Certo é que a partir daí, a carreira de Fernando Santos nunca mais parou e o treinador não precisou de voltar a trabalhar no hotel. FC Porto, AEK, Panathinaikos, Sporting, Benfica, PAOK, seleção grega, seleção portuguesa. Uma carreira rica em títulos e rica em experiências.

Mas uma carreira que deu muito trabalho, garante.

«Para se ser génio, é preciso 100 por cento de trabalho e 100 por cento de talento. Para se ser muito bom, é preciso 80 por cento de trabalho e 20 por cento de talento. Mas ser muito bom, dá muito, muito trabalho. Não se convençam do contrário, porque é mentira. É preciso trabalhar muito.»

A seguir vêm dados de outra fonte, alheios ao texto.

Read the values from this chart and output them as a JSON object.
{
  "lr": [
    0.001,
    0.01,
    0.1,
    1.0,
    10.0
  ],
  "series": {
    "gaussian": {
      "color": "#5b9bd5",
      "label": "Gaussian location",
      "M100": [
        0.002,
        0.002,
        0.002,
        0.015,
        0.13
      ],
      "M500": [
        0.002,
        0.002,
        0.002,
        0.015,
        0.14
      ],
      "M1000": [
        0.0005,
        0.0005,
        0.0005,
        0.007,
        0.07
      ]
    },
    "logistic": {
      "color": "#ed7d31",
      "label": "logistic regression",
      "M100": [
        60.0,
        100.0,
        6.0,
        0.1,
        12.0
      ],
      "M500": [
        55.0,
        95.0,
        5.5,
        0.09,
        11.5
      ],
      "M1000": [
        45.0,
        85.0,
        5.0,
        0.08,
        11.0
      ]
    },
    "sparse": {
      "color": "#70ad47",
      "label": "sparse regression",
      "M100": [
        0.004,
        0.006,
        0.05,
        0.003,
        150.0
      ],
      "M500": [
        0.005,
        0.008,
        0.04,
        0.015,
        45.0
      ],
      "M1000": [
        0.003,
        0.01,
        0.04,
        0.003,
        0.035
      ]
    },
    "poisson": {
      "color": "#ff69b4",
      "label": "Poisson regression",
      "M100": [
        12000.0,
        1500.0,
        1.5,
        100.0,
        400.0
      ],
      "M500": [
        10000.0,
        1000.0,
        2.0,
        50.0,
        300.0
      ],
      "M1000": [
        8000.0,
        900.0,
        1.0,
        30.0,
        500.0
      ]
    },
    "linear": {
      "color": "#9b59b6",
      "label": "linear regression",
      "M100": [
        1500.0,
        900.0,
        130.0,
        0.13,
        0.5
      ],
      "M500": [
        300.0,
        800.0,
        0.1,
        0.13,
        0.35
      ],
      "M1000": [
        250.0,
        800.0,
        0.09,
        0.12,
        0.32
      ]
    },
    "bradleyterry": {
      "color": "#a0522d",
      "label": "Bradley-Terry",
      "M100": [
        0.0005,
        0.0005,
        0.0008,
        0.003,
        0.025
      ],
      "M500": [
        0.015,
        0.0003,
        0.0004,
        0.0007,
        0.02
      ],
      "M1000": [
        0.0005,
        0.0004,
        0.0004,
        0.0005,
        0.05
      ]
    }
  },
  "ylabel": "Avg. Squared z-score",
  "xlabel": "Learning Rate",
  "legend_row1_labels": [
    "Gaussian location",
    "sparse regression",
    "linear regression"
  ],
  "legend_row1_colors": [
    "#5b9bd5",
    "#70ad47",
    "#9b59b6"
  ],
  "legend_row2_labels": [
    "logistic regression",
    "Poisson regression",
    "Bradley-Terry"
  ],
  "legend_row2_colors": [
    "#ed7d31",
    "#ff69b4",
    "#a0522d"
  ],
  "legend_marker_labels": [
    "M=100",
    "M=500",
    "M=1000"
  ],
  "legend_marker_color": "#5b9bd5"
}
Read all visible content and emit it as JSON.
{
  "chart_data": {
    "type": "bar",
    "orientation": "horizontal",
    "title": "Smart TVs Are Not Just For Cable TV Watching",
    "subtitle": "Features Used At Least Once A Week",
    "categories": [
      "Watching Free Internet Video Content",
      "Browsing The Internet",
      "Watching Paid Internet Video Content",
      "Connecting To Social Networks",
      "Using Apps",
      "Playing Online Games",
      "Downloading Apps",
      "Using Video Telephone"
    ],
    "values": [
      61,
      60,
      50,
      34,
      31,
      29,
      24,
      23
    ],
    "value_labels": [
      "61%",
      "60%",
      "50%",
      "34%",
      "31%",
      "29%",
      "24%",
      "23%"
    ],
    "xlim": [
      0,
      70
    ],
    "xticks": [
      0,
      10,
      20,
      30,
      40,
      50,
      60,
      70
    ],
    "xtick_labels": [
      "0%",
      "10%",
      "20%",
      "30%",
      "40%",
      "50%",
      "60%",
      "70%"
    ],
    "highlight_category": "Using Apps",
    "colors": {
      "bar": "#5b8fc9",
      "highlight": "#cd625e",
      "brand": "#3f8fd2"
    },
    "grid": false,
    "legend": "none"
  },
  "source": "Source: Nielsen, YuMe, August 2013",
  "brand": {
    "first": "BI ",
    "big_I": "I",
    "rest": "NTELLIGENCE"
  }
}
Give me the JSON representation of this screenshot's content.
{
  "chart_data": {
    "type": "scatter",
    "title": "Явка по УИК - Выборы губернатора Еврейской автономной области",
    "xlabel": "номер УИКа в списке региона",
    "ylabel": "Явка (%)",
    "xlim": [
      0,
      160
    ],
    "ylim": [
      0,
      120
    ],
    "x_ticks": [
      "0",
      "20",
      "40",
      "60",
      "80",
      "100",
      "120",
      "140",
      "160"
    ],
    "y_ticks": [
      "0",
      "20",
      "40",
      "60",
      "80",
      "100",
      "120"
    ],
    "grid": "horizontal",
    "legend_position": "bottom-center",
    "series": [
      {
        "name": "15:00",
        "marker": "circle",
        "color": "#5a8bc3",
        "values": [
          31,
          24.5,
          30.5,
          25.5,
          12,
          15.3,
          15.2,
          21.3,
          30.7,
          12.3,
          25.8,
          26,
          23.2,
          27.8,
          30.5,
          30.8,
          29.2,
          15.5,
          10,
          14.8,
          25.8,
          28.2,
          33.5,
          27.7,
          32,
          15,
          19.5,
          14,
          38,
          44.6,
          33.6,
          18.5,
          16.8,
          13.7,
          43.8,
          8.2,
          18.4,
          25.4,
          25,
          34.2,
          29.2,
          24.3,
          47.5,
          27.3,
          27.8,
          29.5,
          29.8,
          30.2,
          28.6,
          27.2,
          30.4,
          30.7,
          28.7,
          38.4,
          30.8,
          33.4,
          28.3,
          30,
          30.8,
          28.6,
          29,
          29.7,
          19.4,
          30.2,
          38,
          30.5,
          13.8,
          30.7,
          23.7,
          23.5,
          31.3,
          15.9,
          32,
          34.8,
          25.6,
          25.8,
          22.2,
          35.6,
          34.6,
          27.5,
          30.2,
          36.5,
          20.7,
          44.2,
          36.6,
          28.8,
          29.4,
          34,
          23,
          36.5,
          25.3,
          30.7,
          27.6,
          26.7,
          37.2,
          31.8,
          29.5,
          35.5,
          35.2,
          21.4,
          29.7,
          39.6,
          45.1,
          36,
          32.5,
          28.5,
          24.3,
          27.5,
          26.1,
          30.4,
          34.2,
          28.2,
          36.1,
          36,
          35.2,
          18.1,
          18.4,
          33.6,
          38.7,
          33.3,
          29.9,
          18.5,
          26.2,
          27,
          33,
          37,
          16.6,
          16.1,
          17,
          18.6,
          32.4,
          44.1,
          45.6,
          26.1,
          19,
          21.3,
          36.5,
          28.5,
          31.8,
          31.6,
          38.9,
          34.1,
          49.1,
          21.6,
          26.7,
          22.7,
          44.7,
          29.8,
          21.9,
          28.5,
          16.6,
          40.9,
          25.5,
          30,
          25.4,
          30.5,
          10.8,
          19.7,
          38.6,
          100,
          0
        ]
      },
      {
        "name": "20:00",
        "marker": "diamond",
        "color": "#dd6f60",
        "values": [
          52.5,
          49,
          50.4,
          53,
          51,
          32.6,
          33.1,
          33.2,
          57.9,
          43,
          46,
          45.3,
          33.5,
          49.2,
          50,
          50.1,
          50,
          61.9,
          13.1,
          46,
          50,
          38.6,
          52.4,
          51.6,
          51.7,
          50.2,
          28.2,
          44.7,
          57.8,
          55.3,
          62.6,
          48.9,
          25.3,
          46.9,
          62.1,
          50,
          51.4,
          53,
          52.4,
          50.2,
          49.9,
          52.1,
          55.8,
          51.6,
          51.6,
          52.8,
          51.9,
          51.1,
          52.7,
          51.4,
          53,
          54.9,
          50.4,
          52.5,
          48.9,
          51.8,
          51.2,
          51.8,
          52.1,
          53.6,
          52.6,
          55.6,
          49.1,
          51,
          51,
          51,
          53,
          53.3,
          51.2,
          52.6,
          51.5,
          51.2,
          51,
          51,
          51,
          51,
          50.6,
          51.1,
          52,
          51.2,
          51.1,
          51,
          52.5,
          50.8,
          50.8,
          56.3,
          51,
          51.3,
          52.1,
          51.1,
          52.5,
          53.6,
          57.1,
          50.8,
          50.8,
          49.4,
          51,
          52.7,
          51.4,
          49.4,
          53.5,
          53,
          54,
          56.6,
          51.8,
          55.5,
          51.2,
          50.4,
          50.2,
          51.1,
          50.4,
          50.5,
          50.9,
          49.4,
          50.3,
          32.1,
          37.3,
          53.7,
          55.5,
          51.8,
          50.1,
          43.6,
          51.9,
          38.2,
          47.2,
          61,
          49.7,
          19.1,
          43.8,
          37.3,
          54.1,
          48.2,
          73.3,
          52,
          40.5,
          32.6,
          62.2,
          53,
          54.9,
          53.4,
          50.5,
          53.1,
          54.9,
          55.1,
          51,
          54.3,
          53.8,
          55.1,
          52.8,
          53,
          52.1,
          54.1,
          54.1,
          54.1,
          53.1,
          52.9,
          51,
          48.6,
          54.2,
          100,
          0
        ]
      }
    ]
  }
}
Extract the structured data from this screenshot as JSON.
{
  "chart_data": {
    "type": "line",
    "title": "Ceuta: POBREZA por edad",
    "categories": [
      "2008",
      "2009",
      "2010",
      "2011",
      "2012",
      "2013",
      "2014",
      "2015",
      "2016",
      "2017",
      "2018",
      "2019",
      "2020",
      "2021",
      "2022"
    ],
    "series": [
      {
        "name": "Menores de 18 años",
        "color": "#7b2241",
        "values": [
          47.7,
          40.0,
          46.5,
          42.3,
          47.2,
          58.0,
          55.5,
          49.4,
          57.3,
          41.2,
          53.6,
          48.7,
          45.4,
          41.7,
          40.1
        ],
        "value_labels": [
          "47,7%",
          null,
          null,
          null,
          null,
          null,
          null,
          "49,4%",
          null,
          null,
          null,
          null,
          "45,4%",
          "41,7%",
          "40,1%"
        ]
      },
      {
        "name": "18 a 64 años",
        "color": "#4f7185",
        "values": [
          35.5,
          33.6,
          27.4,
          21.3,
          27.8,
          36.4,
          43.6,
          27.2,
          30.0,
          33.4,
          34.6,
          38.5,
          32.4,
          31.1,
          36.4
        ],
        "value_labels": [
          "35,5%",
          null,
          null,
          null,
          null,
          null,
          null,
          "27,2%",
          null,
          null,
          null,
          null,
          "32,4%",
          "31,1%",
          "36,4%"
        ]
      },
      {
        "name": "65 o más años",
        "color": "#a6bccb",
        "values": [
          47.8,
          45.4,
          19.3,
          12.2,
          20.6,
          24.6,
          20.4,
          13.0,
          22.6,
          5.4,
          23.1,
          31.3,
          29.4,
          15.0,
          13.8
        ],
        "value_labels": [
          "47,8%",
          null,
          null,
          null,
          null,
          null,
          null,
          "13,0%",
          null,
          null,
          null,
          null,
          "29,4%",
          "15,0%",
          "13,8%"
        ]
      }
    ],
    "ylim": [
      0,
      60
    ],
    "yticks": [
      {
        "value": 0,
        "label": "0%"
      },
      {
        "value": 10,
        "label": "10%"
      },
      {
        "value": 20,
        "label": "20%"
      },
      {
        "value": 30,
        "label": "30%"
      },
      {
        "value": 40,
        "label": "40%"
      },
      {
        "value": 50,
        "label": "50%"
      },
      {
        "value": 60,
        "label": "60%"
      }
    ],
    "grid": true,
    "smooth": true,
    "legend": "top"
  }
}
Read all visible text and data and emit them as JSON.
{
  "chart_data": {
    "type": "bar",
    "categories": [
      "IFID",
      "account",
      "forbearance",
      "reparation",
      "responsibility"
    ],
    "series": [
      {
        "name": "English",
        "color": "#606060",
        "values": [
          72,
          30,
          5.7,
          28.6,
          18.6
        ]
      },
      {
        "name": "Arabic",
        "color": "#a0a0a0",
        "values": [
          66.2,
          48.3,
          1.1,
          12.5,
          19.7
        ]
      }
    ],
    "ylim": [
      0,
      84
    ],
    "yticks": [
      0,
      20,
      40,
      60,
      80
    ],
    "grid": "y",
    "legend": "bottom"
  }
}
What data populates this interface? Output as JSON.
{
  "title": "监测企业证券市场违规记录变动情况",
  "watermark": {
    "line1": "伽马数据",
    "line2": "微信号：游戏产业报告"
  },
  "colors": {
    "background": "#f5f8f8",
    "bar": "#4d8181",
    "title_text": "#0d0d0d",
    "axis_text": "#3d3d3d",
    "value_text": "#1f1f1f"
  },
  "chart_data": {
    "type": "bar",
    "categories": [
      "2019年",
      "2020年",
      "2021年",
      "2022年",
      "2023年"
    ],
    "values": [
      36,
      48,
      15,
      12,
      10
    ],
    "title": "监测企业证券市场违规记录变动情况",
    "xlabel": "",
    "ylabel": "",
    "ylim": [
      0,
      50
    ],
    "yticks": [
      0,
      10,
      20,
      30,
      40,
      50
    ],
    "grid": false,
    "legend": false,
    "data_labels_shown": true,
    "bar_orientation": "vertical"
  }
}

Para além disso, acrescenta para terminar, ser treinador não deve ser uma coisa que as pessoas procurem por ganância: porque provavelmente não vão ganhar muito dinheiro.

«O que ganham os jogadores é uma grande mentira. Mas é mesmo. A relação oferta-procura é muito desequilibrada e por isso a maior parte dos jogadores e treinadores não encontra clube. Só dois a três por cento dos treinadores ganham no futebol o necessário para viver em exclusivo disso. Mais de 80 por cento nunca conseguirá viver só disto. Só os melhores o conseguem.»

No fim disto tudo tinha passado uma hora: tinha voado uma hora, alias.

Fernando Santos agarrou a plateia com muitas histórias e bom humor. Quem é que disse que ele é demasiado carrancudo?